Trade survey findings were worrying, but also highlight the importance of working with countries where trade in various wildlife species is high, to ensure that they get it right. The team at Project Seahorse carried out 146 interviews across eight provinces to gather information how many seahorses are still being fished, many as by-catch; to learn more about the captive breeding trade and their biology.

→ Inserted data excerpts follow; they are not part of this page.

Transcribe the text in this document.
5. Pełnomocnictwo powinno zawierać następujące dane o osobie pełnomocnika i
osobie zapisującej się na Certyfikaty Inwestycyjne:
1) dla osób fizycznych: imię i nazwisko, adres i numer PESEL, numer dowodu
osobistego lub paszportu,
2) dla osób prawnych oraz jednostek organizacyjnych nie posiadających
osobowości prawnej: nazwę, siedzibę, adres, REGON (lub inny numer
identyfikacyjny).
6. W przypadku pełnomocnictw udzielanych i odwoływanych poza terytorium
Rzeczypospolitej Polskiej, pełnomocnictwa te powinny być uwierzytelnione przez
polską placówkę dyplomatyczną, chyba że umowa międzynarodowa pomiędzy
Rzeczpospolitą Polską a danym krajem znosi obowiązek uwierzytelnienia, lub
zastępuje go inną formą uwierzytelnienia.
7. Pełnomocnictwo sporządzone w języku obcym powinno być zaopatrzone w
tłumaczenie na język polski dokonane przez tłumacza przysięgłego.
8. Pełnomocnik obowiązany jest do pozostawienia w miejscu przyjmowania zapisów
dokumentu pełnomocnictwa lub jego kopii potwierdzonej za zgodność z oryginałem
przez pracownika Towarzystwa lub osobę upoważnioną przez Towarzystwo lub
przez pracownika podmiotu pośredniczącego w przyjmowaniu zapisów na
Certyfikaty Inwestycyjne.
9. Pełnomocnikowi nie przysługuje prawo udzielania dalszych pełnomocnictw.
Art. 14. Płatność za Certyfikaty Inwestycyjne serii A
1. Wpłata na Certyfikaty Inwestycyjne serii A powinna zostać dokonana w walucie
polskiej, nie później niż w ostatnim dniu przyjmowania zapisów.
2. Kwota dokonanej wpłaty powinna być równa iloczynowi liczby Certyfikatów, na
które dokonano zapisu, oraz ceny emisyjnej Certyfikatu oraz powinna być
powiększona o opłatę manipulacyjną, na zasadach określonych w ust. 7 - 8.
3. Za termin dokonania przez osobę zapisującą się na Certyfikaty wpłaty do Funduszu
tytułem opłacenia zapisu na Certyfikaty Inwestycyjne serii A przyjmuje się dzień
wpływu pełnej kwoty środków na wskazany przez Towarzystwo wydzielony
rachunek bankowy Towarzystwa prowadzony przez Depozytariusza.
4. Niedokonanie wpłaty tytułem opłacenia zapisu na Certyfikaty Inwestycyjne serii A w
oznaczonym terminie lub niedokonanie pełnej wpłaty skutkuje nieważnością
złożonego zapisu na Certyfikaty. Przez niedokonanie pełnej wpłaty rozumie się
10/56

16.7 million seahorses were caught in one province in just one year

According to CITES data two-thirds of live trade between 2005-2014 went to the USA, 11% to France. Many fishers reported a decline in the number of seahorse they were catching, and also a decline in the size of animals, which could reflect a dwindling population. Numbers are worrying: evidence from the southernmost province, Kien Giang suggested that 85% of the total national catch is fished in that region with roughly 16.7 million individual seahorses reportedly caught there each year. And even though there is a growing development of the aquaculture trade, which aims to reproduce the seahorses in captivity, thereby removing the pressure from the wild population, they still depend on wild caught parents to produce the young.

A brighter future

Project Seahorse Diver

Although these figures all seem alarming, it is important to have this information to hand to begin to tackle the problem. Now that Project Seahorse has collected all the evidence, it will be working with the Vietnamese authorities to help them fulfil their duties under the convention and address this worrying trade. 

Thank you for helping us fund this vital fact-finding work, ensuring seahorses have a future in Vietnam.